Les années 60 ont été extrêmement prolifiques pour celui qu’on appelle « le Pape du Design ». Menant en parallèle une brillante carrière de designer industriel (pour Olivetti, notamment) et de céramiste hors norme (séries shiva, yantra, tantra), Sottsass inaugure (1959) et clôt (1970) la décennie par deux « compasso d’oro », récompense suprême. Ces années s’achèvent avec l ‘édition, par Poltronova, de quelques-uns de ses meubles les plus célèbres (Mobili grigi), dont le fameux miroir encadré d’ondoyants néons. Du situationnisme au pop en une petite dizaine d’années : le grand écart ne pouvait s’effectuer sans malentendu ni remise en question.
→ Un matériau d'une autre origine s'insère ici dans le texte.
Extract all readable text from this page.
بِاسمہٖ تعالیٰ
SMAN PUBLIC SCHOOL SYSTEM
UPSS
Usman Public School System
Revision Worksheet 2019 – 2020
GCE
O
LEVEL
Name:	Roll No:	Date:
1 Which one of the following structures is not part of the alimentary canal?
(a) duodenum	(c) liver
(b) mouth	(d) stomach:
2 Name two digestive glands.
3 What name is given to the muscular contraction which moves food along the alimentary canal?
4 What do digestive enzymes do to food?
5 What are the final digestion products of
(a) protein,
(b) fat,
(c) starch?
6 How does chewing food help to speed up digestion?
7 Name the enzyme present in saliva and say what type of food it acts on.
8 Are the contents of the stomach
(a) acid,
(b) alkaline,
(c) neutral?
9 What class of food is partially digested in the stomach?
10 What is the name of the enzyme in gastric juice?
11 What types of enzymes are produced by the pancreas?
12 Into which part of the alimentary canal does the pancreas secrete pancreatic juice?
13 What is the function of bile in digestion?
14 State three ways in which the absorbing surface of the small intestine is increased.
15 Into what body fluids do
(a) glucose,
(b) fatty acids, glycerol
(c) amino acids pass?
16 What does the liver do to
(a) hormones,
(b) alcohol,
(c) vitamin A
Les années 70 seront donc pour Sottsass beaucoup moins productives, en apparence. Essentiellement, il se consacre à la photographie, aux 5 séries qu’il regroupera sous le terme générique « Metafore ». 3 ensembles de propositions de design utopique : pour les destins de l’Homme, pour les droits de l’Homme, pour les besoins des animaux, et 2 ensembles purement « situationnistes », Fiancées et Décorations. Ainsi, cette décennie « sans objets » est peut-être la plus riche en propositions dans le domaine du design.
Chaque photographie, en effet, est le témoignage d’une installation in situ, dans un cadre naturel. Chaque installation est une tentative poétique et ironique pour inventer de nouvelles relations entre l’utilisateur et l’objet.
Dans les « design pour les destins de l’homme » se retrouvent par exemple des propositions de « design d’une porte pour pénétrer dans l’ombre » ou encore de « design d’un escalier pour accéder au pouvoir ».
Dans les « design pour les droits de l’homme », des propositions alternatives sont illustrées, comme « Désires-tu dormir, ou désires-tu un lit » ou « Désires-tu t’asseoir, ou désires-tu un trône ».
Dans les « design pour les besoins des animaux », on découvre un étonnant projet de « télévision pour papillons de nuit » et même un « monument pour vers de terre ».
Ce travail artistique, que l’on ne peut guère comparer qu’à ceux d’Enzo Mari et Bruno Munari, est pour Ettore Sottsass la transition qui lui permet de bâtir une nouvelle conception du design. En appliquant aux arts décoratifs des processus de pensée théoriques au service d’une « morale » de l’objet qui, profondément, ne doit rien à la pensée moderniste, il a, le premier peut-être, anticipé le destin de l’art à l’ère de sa reproductibilité technique.
Ces propositions en forme d’interrogations, formulées durant toutes les années 70 dans les photographies de la série « Metafore », sont à mettre en parallèle des événements qui leur sont contemporains, et dans lesquels Ettore Sottsass a joué un rôle décisif :
– En 1973 il crée avec Alessandro Mendini et Gaetano Pesce l’école « Global Tools », structure expérimentale qui est à l’origine de l’invention de concepts déterminants tels le « banal design » et l’ « anti-design ».
– En 1976 il participe à la création d’Alchimia, avec Michele de Lucchi et Andrea Branzi, et à la formation du « Nuovo Design »,
– En 1981, enfin, il fonde avec Michele de Lucchi le groupe Memphis qui, en intégrant des nouveaux venus comme Shiro Kuramata, Javier Mariscal ou Michael Graves, parmi beaucoup d’autres, assurera à Sottsass un succès international.
Ainsi, dès le début des années 80, les propositions révolutionnaires contenues dans la série « Metafore » deviendront effectivement réalité : les meubles et objets Memphis dessinés par Ettore Sottsass terniront durablement, dans l’univers du design, l’aura de notions comme le fonctionnalisme, le bon goût ou même le confort d’usage.
Stéphane Corréard
*Design pour le destin de l’homme.
Design de l’horrible message de l’homme aux autres planétes. San Giminiano. 1976.